Potentially deadly super fungus is spreading faster

A new study has found that the fungus Candida auris, which causes a highly contagious and potentially fatal

infection is spreading faster in US healthcare settings and is likely to become more resistant to treatment.

C.auris is a fungal type of yeast that infects humans and spreads through the blood to organs. Infection most commonly occurs in healthcare and long-term care settings. It rarely occurs in healthy people. But for people who are immunosuppressed or who receive regular invasive treatment for other illnesses, C. auris infection can be fatal.

The first infection with C.auris was registered in Japan in 2009, and since then the fungus has been found in many other countries, including the United States. The first confirmed case was registered there in 2016. The disease made headlines back in 2019, when the number of cases was skyrocketing around the world. According to the Centers for Disease Control and Prevention, it still "poses a serious global health threat" today.

In a new study published March 21 inin the Annals of Internal Medicine, scientists conducted a new assessment of C. auris cases reported in the United States between 2019 and 2021. A total of 10,683 cases were reported during this period. Of these, 3,270 cases were clinical infections, meaning the patient had symptoms prior to testing. But in 7,413 cases, people were carriers of the fungus, but did not show symptoms before routine screening. People who carry the fungus can still spread the pathogen and develop symptoms of the disease, but later.
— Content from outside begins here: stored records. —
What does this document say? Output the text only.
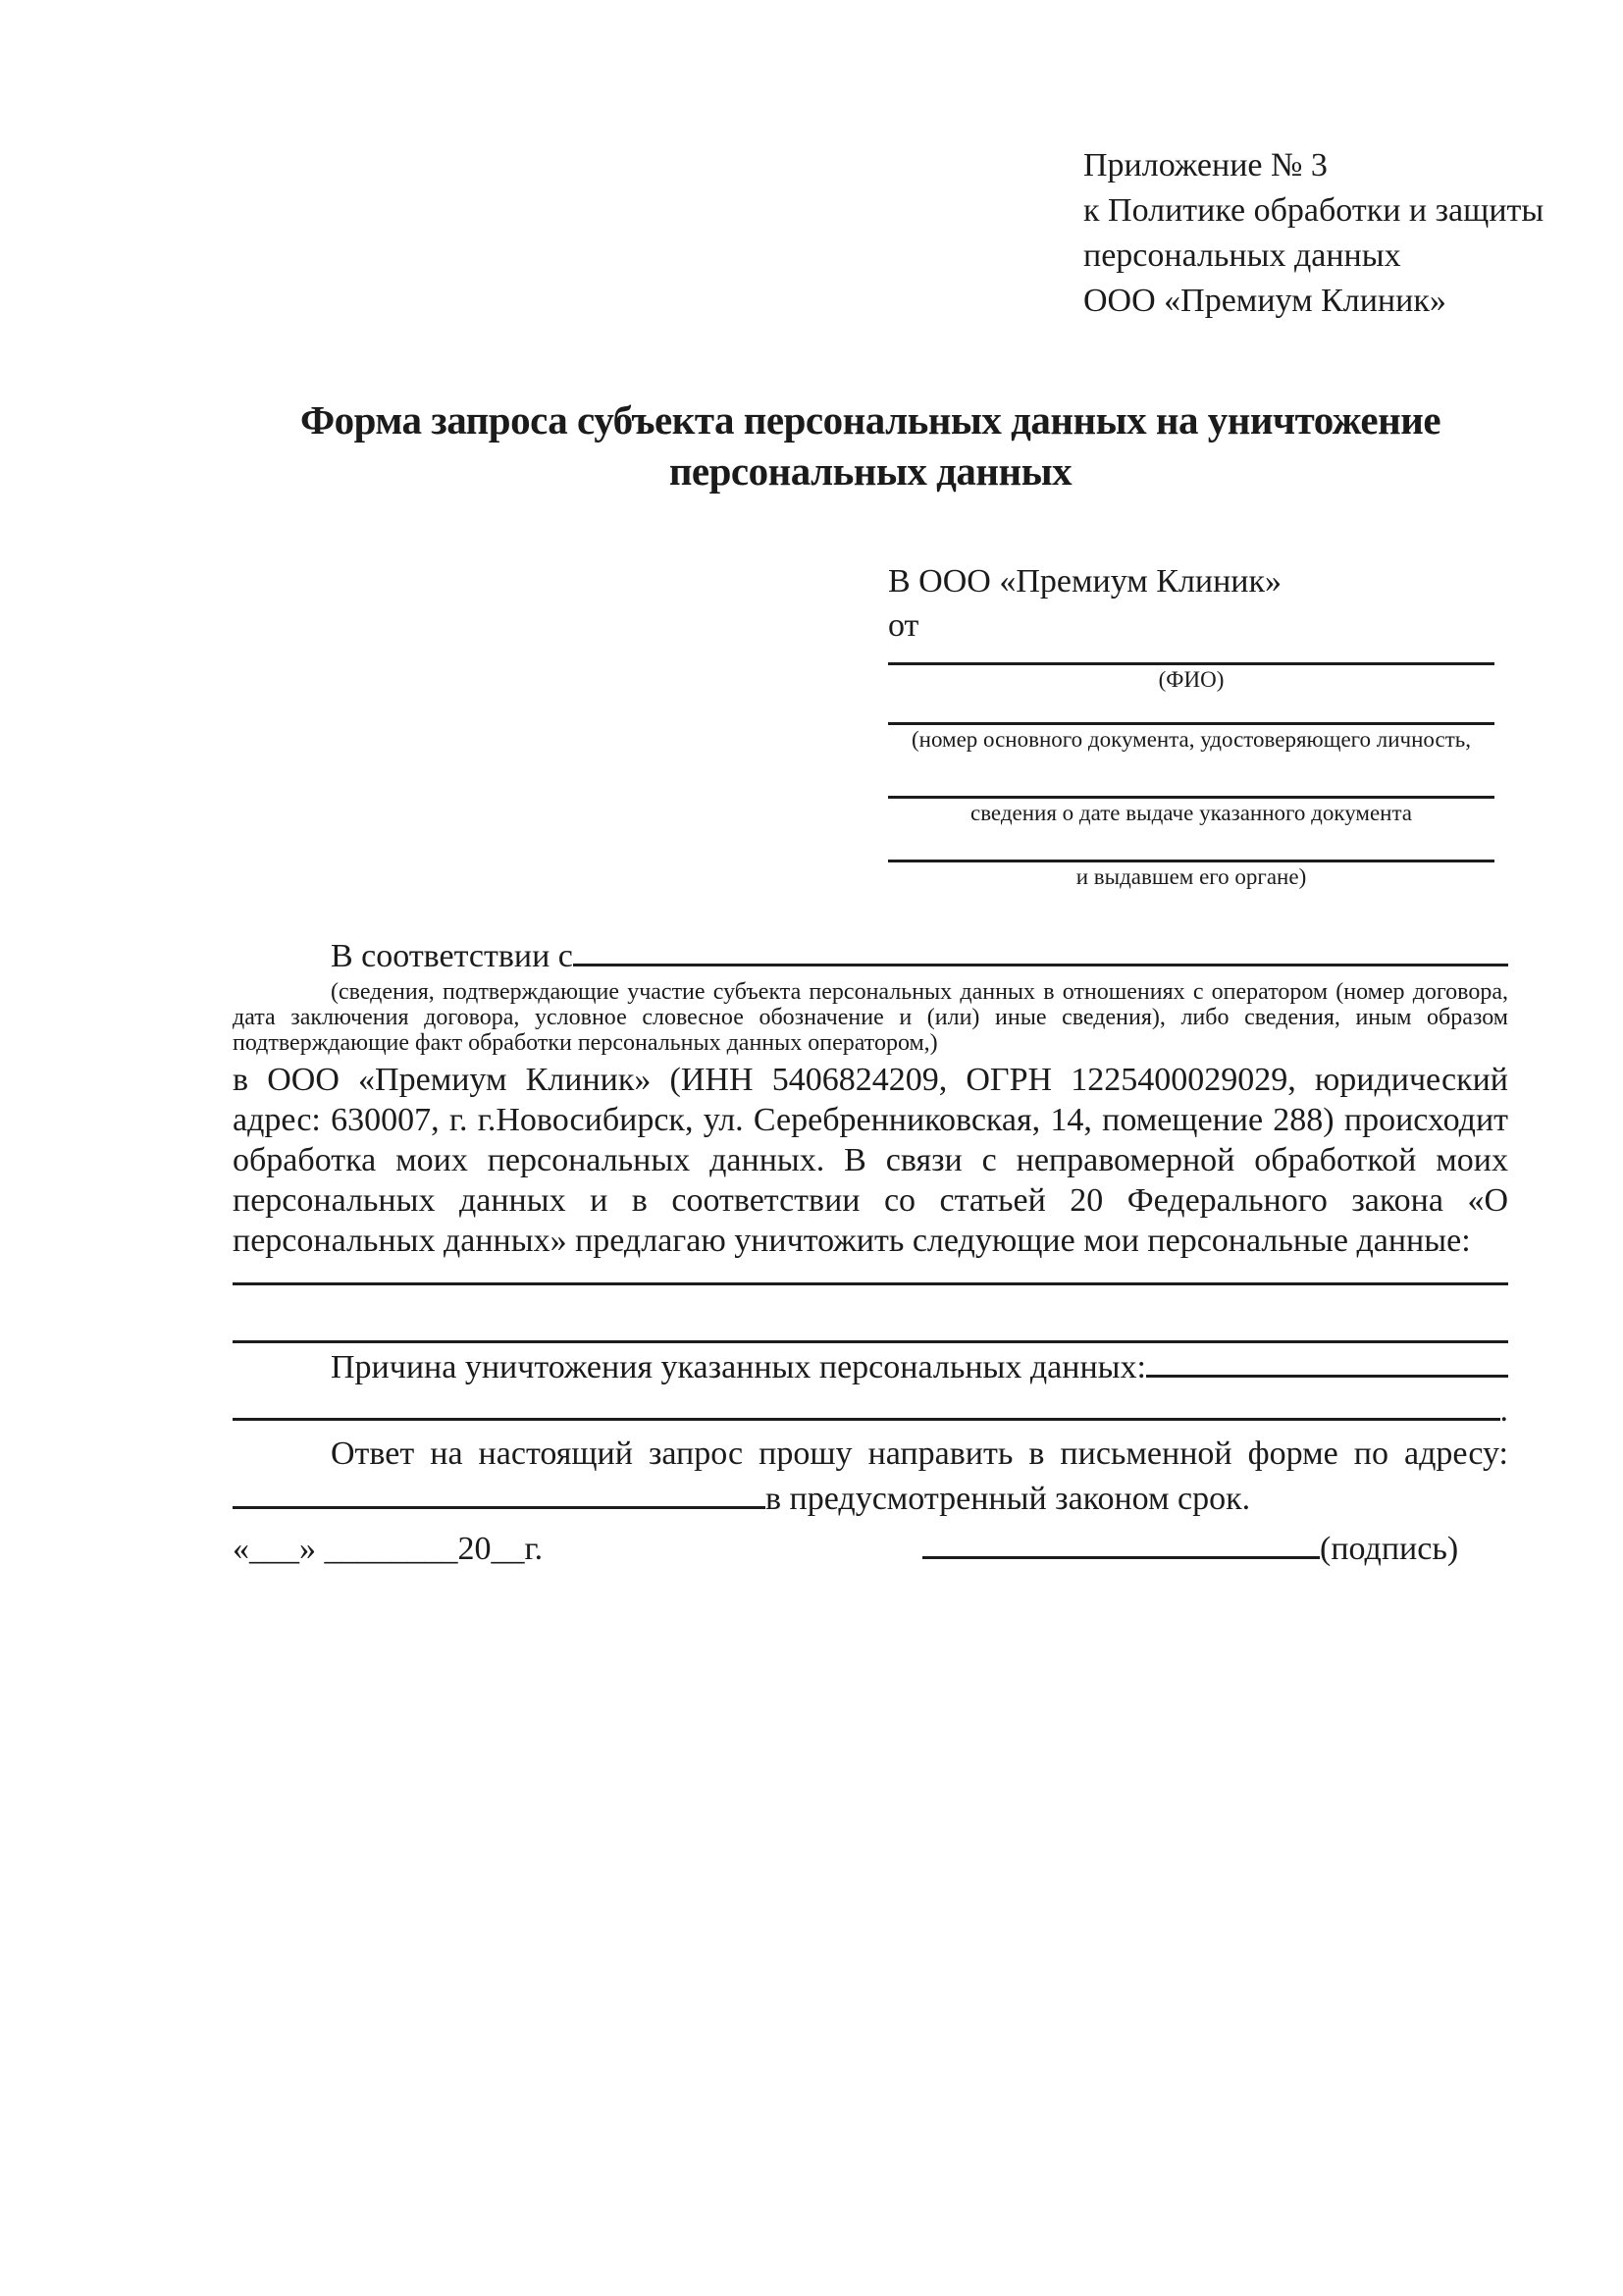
Приложение № 3
к Политике обработки и защиты
персональных данных
ООО «Премиум Клиник»
Форма запроса субъекта персональных данных на уничтожение
персональных данных
В ООО «Премиум Клиник»
от
(ФИО)
(номер основного документа, удостоверяющего личность,
сведения о дате выдаче указанного документа
и выдавшем его органе)
В соответствии с
(сведения, подтверждающие участие субъекта персональных данных в отношениях с оператором (номер договора, дата заключения договора, условное словесное обозначение и (или) иные сведения), либо сведения, иным образом подтверждающие факт обработки персональных данных оператором,)
в ООО «Премиум Клиник» (ИНН 5406824209, ОГРН 1225400029029, юридический адрес: 630007, г. г.Новосибирск, ул. Серебренниковская, 14, помещение 288) происходит обработка моих персональных данных. В связи с неправомерной обработкой моих персональных данных и в соответствии со статьей 20 Федерального закона «О персональных данных» предлагаю уничтожить следующие мои персональные данные:
Причина уничтожения указанных персональных данных:
.
Ответ на настоящий запрос прошу направить в письменной форме по адресу:
в предусмотренный законом срок.
«___» ________20__г.	(подпись)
The number of clinical infections increased from year to yearper year during the study period: in 2019 - by 44% compared to 2018; in 2020 — by 59% compared to 2019; by 95% in 2021 compared to 2020. The study does not include data on the number of deaths among clinical infections.

This shows that the transfer rate is probablyis increasing, said study lead author Dr. Megan Lyman, a CDC medical officer. “The number of cases has continued to rise since 2021,” she added.

The number of screening colonies is also significant.increased during the study period. But this is partly due to the increase in the number of screening tests. In 2019, 19,756 tests were carried out across the country, and in 2021, more than 40,000 tests were carried out. This suggests that the number of colonies may be underestimated due to a lack of screening tests that could help spread the disease, Lyman said.

The number of states reporting cases of C. auris has also increased, from 10 states in 2018 before the start of the study to 27 states in 2021.